Le Dr Thomas Kerr, directeur de recherche au Centre on Substance Use de la Colombie-Britannique

« De plus, en raison de la peur d’être arrêté, les gens peuvent être moins susceptibles d’appeler le 911 lorsqu’ils sont témoins d’une surdose », poursuit le DKerr. Ils « peuvent aussi avoir peur d’accéder à des services de soutien, y compris le traitement de la toxicomanie ».

PHOTO HUGO-SÉBASTIEN AUBERT, LA PRESSE

MRabih Habib, avocat criminaliste

Même s’ils n’écopent que d’une amende, les conséquences d’un dossier criminel peuvent être dévastatrices, note MHabib. « On se retrouve dans une situation où on n’est plus capable de trouver un emploi, où on perd notre emploi […], ce qui fait en sorte qu’on enfonce l’individu encore plus, on n’aide pas l’individu. »

La décriminalisation écartée pour l’instant

Dans une lettre adressée notamment au ministre de la Justice l’an dernier, 16 des 18 directeurs régionaux de santé publique ont demandé à Québec de mettre en œuvre « des mesures alternatives à la judiciarisation concernant les substances psychoactives ». Ils ont invité du même coup les gouvernements provincial et fédéral à décriminaliser la possession simple de drogue, puisque le modèle actuel entraîne « des impacts négatifs en matière de santé publique et limite l’accès aux services » pour les populations « qui en ont particulièrement besoin ».

La décriminalisation « n’est pas envisagée pour l’instant au Québec », indique l’attachée de presse du ministre de la Justice, Élisabeth Gosselin, sans expliquer pourquoi. « Mais nous suivrons de près l’expérience de la Colombie-Britannique », où la possession d’une faible quantité de certaines drogues sera dépénalisée à partir de janvier.

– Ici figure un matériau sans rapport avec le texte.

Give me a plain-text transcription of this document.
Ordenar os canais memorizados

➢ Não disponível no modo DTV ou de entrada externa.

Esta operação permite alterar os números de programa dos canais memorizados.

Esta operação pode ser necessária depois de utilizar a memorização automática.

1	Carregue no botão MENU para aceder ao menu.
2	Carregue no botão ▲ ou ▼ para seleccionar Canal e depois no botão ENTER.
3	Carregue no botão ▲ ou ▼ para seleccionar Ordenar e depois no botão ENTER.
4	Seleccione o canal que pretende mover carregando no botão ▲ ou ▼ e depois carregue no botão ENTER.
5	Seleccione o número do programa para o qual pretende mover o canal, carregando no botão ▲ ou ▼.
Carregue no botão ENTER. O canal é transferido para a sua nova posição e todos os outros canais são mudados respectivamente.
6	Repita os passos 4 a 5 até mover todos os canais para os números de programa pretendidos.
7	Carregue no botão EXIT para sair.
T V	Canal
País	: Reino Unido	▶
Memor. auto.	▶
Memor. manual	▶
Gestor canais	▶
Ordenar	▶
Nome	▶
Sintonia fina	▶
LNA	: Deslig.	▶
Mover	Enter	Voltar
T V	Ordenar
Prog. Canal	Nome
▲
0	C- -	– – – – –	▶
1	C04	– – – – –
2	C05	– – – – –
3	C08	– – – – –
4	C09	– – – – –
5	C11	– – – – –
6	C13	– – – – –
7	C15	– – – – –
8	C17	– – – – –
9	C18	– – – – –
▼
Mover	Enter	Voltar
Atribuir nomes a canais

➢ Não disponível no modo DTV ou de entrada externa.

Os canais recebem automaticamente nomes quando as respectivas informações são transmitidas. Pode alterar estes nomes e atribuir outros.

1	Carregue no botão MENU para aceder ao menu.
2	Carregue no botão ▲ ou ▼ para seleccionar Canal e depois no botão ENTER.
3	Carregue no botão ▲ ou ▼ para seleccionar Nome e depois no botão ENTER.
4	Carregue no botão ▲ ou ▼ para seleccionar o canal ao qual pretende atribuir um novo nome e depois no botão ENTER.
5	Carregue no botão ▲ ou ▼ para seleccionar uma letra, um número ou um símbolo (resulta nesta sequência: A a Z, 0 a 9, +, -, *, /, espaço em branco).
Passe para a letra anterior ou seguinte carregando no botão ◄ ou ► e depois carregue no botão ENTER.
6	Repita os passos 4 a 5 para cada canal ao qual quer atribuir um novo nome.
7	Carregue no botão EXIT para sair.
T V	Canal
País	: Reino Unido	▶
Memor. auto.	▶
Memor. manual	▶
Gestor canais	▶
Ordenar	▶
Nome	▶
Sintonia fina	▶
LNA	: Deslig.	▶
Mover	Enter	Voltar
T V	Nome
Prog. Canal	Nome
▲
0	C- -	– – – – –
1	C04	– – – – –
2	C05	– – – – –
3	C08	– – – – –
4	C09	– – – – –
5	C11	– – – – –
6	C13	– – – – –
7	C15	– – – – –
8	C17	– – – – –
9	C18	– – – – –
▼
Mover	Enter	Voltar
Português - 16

Des programmes alternatifs existent au Québec, mais ils sont peu utilisés. Le Programme de traitement de la toxicomanie de la Cour du Québec, par exemple, « vise à permettre au système de justice de prévenir la criminalité associée à la toxicomanie, grâce à des mesures pénales favorisant le traitement des contrevenants toxicomanes ». Seulement 71 personnes en ont bénéficié depuis janvier 2020, selon le ministère de la Justice, soit une infime fraction des accusés.

Dans un rapport publié en 2021, l’Institut national de santé publique du Québec (INSPQ) considère d’autres mesures alternatives à la criminalisation appliquées à l’international. Celles-ci « sont efficaces en termes de sécurité publique » et « permettent de mitiger certains méfaits tels que la récidive criminelle et les nouveaux contacts avec le système de justice », conclut l’INSPQ. Elles « pourraient constituer un ajout à considérer en contexte québécois ».

L’attachée de presse du ministre de la Justice n’a pas répondu aux questions de La Presse concernant la possibilité de les mettre en œuvre.